By September 2013, Anglo-Eastern was managing more than 450 vessels, consisting mostly of container ships, bulk carriers and tankers (crude oil, product and chemical), heavy lift vessels (owned by Dockwise—a Dutch company) and a few general cargo and RoRo vessels. In August 2015, Anglo-Eastern merged with Univan Group and was renamed Anglo-Eastern Univan Group, with a combined total of almost 24,000 employees, and combined third party management of nearly 600 ships.

==Offices==
Since April 2020, Anglo-Eastern has had its head office in Kowloon Bay, Hong Kong, where it occupies three floors in Kingston International Centre, 19 Wang Chiu Road. Additionally, the company has more than 30 locations across Asia-Pacific, Europe and the Americas, including but not limited to Singapore, Mumbai, Manila, Antwerp, Hamburg, Goes, Glasgow, Odesa and London.

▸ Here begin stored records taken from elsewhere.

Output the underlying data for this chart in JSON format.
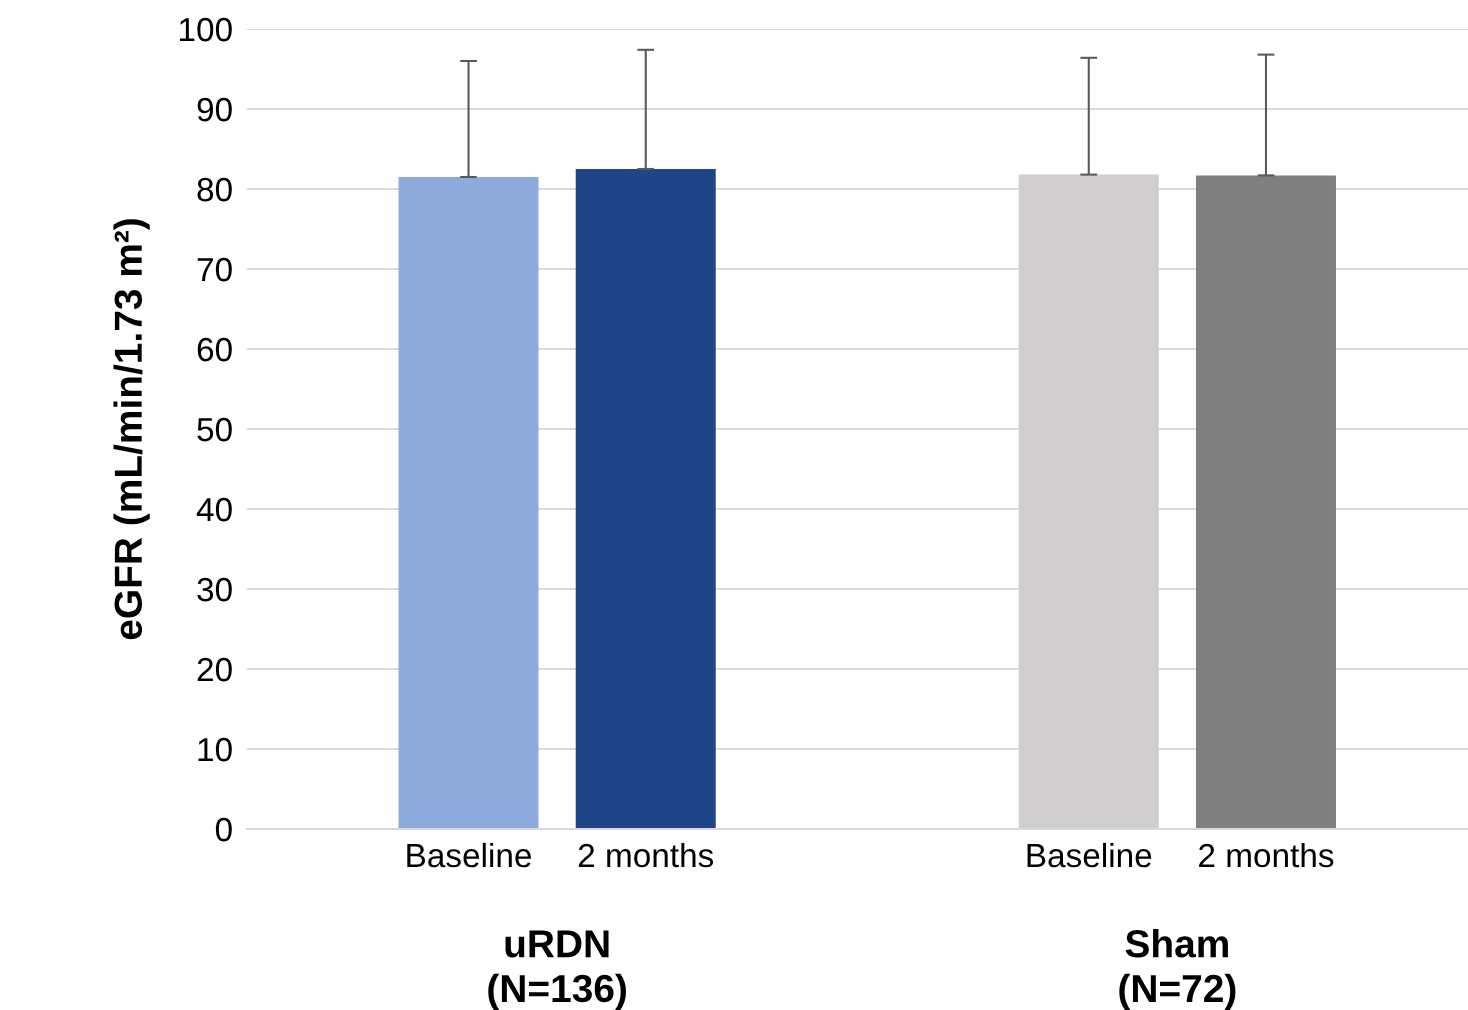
{
  "chart_data": {
    "type": "bar",
    "ylabel": "eGFR (mL/min/1.73 m²)",
    "categories": [
      "Baseline",
      "2 months",
      "Baseline",
      "2 months"
    ],
    "values": [
      81.5,
      82.5,
      81.8,
      81.7
    ],
    "colors": [
      "#8faadc",
      "#1f4587",
      "#d0cece",
      "#7f7f7f"
    ],
    "errors": [
      [
        81.5,
        96.0
      ],
      [
        82.5,
        97.4
      ],
      [
        81.8,
        96.4
      ],
      [
        81.7,
        96.8
      ]
    ],
    "annotations": [
      "uRDN\n(N=136)",
      "Sham\n(N=72)"
    ],
    "ylim": [
      0,
      100
    ],
    "yticks": [
      0,
      10,
      20,
      30,
      40,
      50,
      60,
      70,
      80,
      90,
      100
    ],
    "grid": "y",
    "legend": false
  }
}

It employs more than 39,000 seafarers from multiple countries, with a majority of its seafarers coming from India, Philippines, Ukraine, Latvia and China. It also has one of the largest maritime training centres in India, located in Mumbai (also Delhi), a large cadet training academy in nearby Karjat (Anglo-Eastern Maritime Academy), and additional training centres in Odesa, Manila and mainland China.